Before training any models, I split the train dataset into train1 and test1. I tried to include cross-validated error whenever possible, but in some instances had to use validation set error.

The first model was the baseline linear model with all predictors. The 10-fold CV MSE ended up as 18,198,966,972. Interestingly, almost every predictor was significant. I manually adjusted the linear model to only include the signficant predictors and obtained a 10-fold MSE of 18,592,376,008. My manual adjustment did not decrease the MSE, so I moved on to automated methods. I also looked at the regression diagnostics for these models and found evidence of heteroskedasticity in the standardized residual plot.

I tried both ridge regression and lasso, with the tuning parameter chosen by cross-validation. The 10-fold CV MSE for the chosen ridge regression model was 18,247,763,194 and for lasso it was 18,836,506,616. I then tried OLS after lasso, and obtained a CV MSE of 17,869,313,365. These methods attempt to reduce variance and protect from overfitting, but they ended up performing worse than OLS. This told me that OLS was already very biased and a more flexible approach was needed.
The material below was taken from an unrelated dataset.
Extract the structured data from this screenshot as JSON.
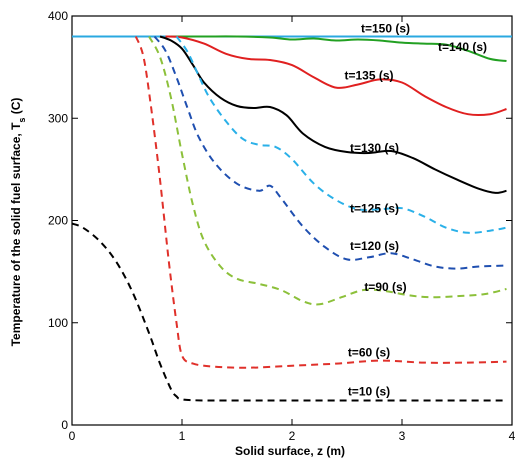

I built a single tree using train1 and estimated the MSE on the test set (test1). This yielded an MSE of 20,770,133,160. I tried to use pruning to prevent overfitting, but the number of terminal nodes chosen by CV ended up with the full original tree.

The breakthrough occured when I tried bagging, random forest, and boosting. The validation set MSE from bagging ended up as 8,684,574,624 which was a vast improvement. I then used a for loop to find the best mtry parameter for the random forest model with respect to test error. The best mtry was 3, and the resulting MSE for this model was 6,556,605,797. For the gradient boosted model, I tuned over the learning rate and number of trees simultaneously using the validation set approach. The best number of trees was 500, and the best lambda was .1. This resulted in an MSE of 6,170,604,767.
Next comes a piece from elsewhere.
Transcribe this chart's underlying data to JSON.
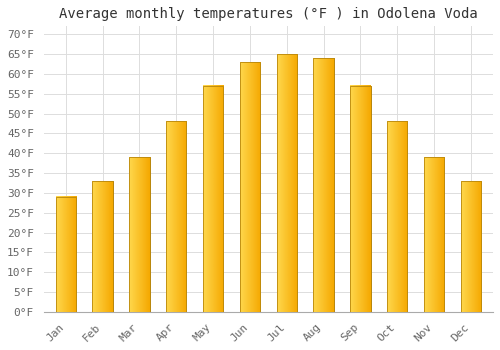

The best performing models in terms of MSE were the random forest and gradient boosted model. The variable importance for both were similar: sqft was by far the most important variable, then number of bathrooms was second. After these top two, there was a steep dropoff in relative variable importance, and the models begin to diverge (total rooms and lot are 3rd and 4th for random forest but lot area and rooftype are 3rd and 4th for boosting). The remaining variables were more or less equal in importance according to these models.

Conclusion

Overall, the most challenging aspect of this dataset was predicting observations with very high prices. For the chosen prediction model, the MSE for observations with a price greater than $1,000,000 (97th quantile for test1) was 34,898,460,468 and for observations below $1,000,000 the MSE was 5,286,260,545. So this prediction model should perform well for houses in an ordinary price range, but will have difficulty predicting home price for outliers. There was also a fair amount of non-linearity and high-dimensionality in the data, evidenced by the poor regression diagnostics. This made interpretation difficult, and in order to reduce bias, flexible non-parametric methods like random forest and gradient boosting had to be used in order to make good predictions. I would trust my best model, for the most part, since its MSE was very low relative to the other models. However, it is a black box method and there were no tests for significance, so I would not put my complete trust in the model and measures of variable importance.
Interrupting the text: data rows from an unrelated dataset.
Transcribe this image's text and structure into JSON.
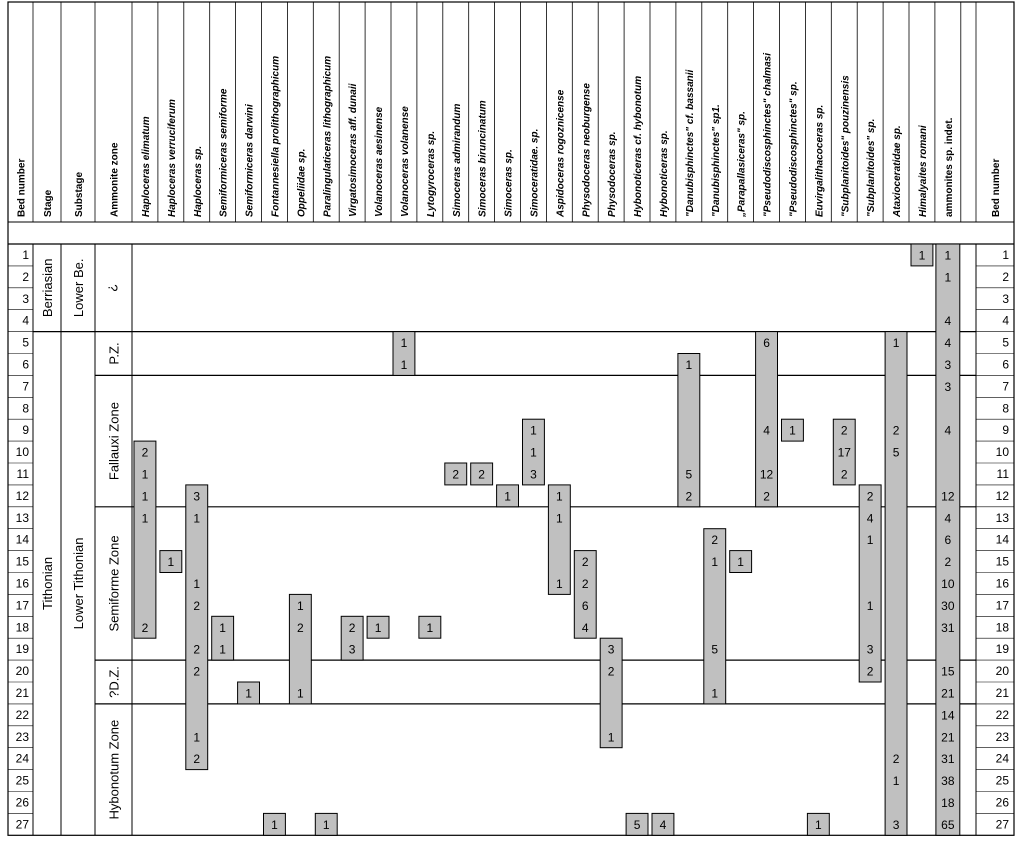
{
  "chart_data": {
    "type": "table",
    "columns_left": [
      "Bed number",
      "Stage",
      "Substage",
      "Ammonite zone"
    ],
    "taxa": [
      {
        "name": "Haploceras elimatum",
        "italic": true,
        "counts": {
          "10": "2",
          "11": "1",
          "12": "1",
          "13": "1",
          "18": "2"
        }
      },
      {
        "name": "Haploceras verruciferum",
        "italic": true,
        "counts": {
          "15": "1"
        }
      },
      {
        "name": "Haploceras sp.",
        "italic": true,
        "counts": {
          "12": "3",
          "13": "1",
          "16": "1",
          "17": "2",
          "19": "2",
          "20": "2",
          "23": "1",
          "24": "2"
        }
      },
      {
        "name": "Semiformiceras semiforme",
        "italic": true,
        "counts": {
          "18": "1",
          "19": "1"
        }
      },
      {
        "name": "Semiformiceras darwini",
        "italic": true,
        "counts": {
          "21": "1"
        }
      },
      {
        "name": "Fontannesiella prolithographicum",
        "italic": true,
        "counts": {
          "27": "1"
        }
      },
      {
        "name": "Oppeliidae sp.",
        "italic": true,
        "counts": {
          "17": "1",
          "18": "2",
          "21": "1"
        }
      },
      {
        "name": "Paralingulaticeras lithographicum",
        "italic": true,
        "counts": {
          "27": "1"
        }
      },
      {
        "name": "Virgatosimoceras aff. dunaii",
        "italic": true,
        "counts": {
          "18": "2",
          "19": "3"
        }
      },
      {
        "name": "Volanoceras aesinense",
        "italic": true,
        "counts": {
          "18": "1"
        }
      },
      {
        "name": "Volanoceras volanense",
        "italic": true,
        "counts": {
          "5": "1",
          "6": "1"
        }
      },
      {
        "name": "Lytogyroceras sp.",
        "italic": true,
        "counts": {
          "18": "1"
        }
      },
      {
        "name": "Simoceras admirandum",
        "italic": true,
        "counts": {
          "11": "2"
        }
      },
      {
        "name": "Simoceras biruncinatum",
        "italic": true,
        "counts": {
          "11": "2"
        }
      },
      {
        "name": "Simoceras sp.",
        "italic": true,
        "counts": {
          "12": "1"
        }
      },
      {
        "name": "Simoceratidae. sp.",
        "italic": true,
        "counts": {
          "9": "1",
          "10": "1",
          "11": "3"
        }
      },
      {
        "name": "Aspidoceras rogoznicense",
        "italic": true,
        "counts": {
          "12": "1",
          "13": "1",
          "16": "1"
        }
      },
      {
        "name": "Physodoceras neoburgense",
        "italic": true,
        "counts": {
          "15": "2",
          "16": "2",
          "17": "6",
          "18": "4"
        }
      },
      {
        "name": "Physodoceras sp.",
        "italic": true,
        "counts": {
          "19": "3",
          "20": "2",
          "23": "1"
        }
      },
      {
        "name": "Hybonoticeras cf. hybonotum",
        "italic": true,
        "counts": {
          "27": "5"
        }
      },
      {
        "name": "Hybonoticeras sp.",
        "italic": true,
        "counts": {
          "27": "4"
        }
      },
      {
        "name": "\"Danubisphinctes\" cf. bassanii",
        "italic": true,
        "counts": {
          "6": "1",
          "11": "5",
          "12": "2"
        }
      },
      {
        "name": "\"Danubisphinctes\" sp1.",
        "italic": true,
        "counts": {
          "14": "2",
          "15": "1",
          "19": "5",
          "21": "1"
        }
      },
      {
        "name": "„Parapallasiceras\" sp.",
        "italic": true,
        "counts": {
          "15": "1"
        }
      },
      {
        "name": "\"Pseudodiscosphinctes\" chalmasi",
        "italic": true,
        "counts": {
          "5": "6",
          "9": "4",
          "11": "12",
          "12": "2"
        }
      },
      {
        "name": "\"Pseudodiscosphinctes\" sp.",
        "italic": true,
        "counts": {
          "9": "1"
        }
      },
      {
        "name": "Euvirgalithacoceras sp.",
        "italic": true,
        "counts": {
          "27": "1"
        }
      },
      {
        "name": "\"Subplanitoides\" pouzinensis",
        "italic": true,
        "counts": {
          "9": "2",
          "10": "17",
          "11": "2"
        }
      },
      {
        "name": "\"Subplanitoides\" sp.",
        "italic": true,
        "counts": {
          "12": "2",
          "13": "4",
          "14": "1",
          "17": "1",
          "19": "3",
          "20": "2"
        }
      },
      {
        "name": "Ataxioceratidae sp.",
        "italic": true,
        "counts": {
          "5": "1",
          "9": "2",
          "10": "5",
          "24": "2",
          "25": "1",
          "27": "3"
        }
      },
      {
        "name": "Himalyaites romani",
        "italic": true,
        "counts": {
          "1": "1"
        }
      },
      {
        "name": "ammonites sp. indet.",
        "italic": false,
        "counts": {
          "1": "1",
          "2": "1",
          "4": "4",
          "5": "4",
          "6": "3",
          "7": "3",
          "9": "4",
          "12": "12",
          "13": "4",
          "14": "6",
          "15": "2",
          "16": "10",
          "17": "30",
          "18": "31",
          "20": "15",
          "21": "21",
          "22": "14",
          "23": "21",
          "24": "31",
          "25": "38",
          "26": "18",
          "27": "65"
        }
      }
    ],
    "beds": [
      "1",
      "2",
      "3",
      "4",
      "5",
      "6",
      "7",
      "8",
      "9",
      "10",
      "11",
      "12",
      "13",
      "14",
      "15",
      "16",
      "17",
      "18",
      "19",
      "20",
      "21",
      "22",
      "23",
      "24",
      "25",
      "26",
      "27"
    ],
    "bed_number_right_header": "Bed number",
    "stages": [
      {
        "label": "Berriasian",
        "from": 1,
        "to": 4
      },
      {
        "label": "Tithonian",
        "from": 5,
        "to": 27
      }
    ],
    "substages": [
      {
        "label": "Lower Be.",
        "from": 1,
        "to": 4
      },
      {
        "label": "Lower Tithonian",
        "from": 5,
        "to": 27
      }
    ],
    "zones": [
      {
        "label": "?",
        "from": 1,
        "to": 4,
        "rotate": false
      },
      {
        "label": "P.Z.",
        "from": 5,
        "to": 6,
        "rotate": true
      },
      {
        "label": "Fallauxi Zone",
        "from": 7,
        "to": 12,
        "rotate": true
      },
      {
        "label": "Semiforme Zone",
        "from": 13,
        "to": 19,
        "rotate": true
      },
      {
        "label": "?D.Z.",
        "from": 20,
        "to": 21,
        "rotate": true
      },
      {
        "label": "Hybonotum Zone",
        "from": 22,
        "to": 27,
        "rotate": true
      }
    ],
    "colors": {
      "bar": "#c0c0c0",
      "line": "#000000"
    }
  }
}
If I had more time, I would have included polynomial and interaction terms in the linear model, and chosen the best model based on a combination of forward selection, backward selection, and best subsets (or OLS after Lasso). This would have allowed me to have a flexible model that is more interpretable than the random forest or boosted models. However, the model selection algorithms take a while to load on my PC and it was not worth the time.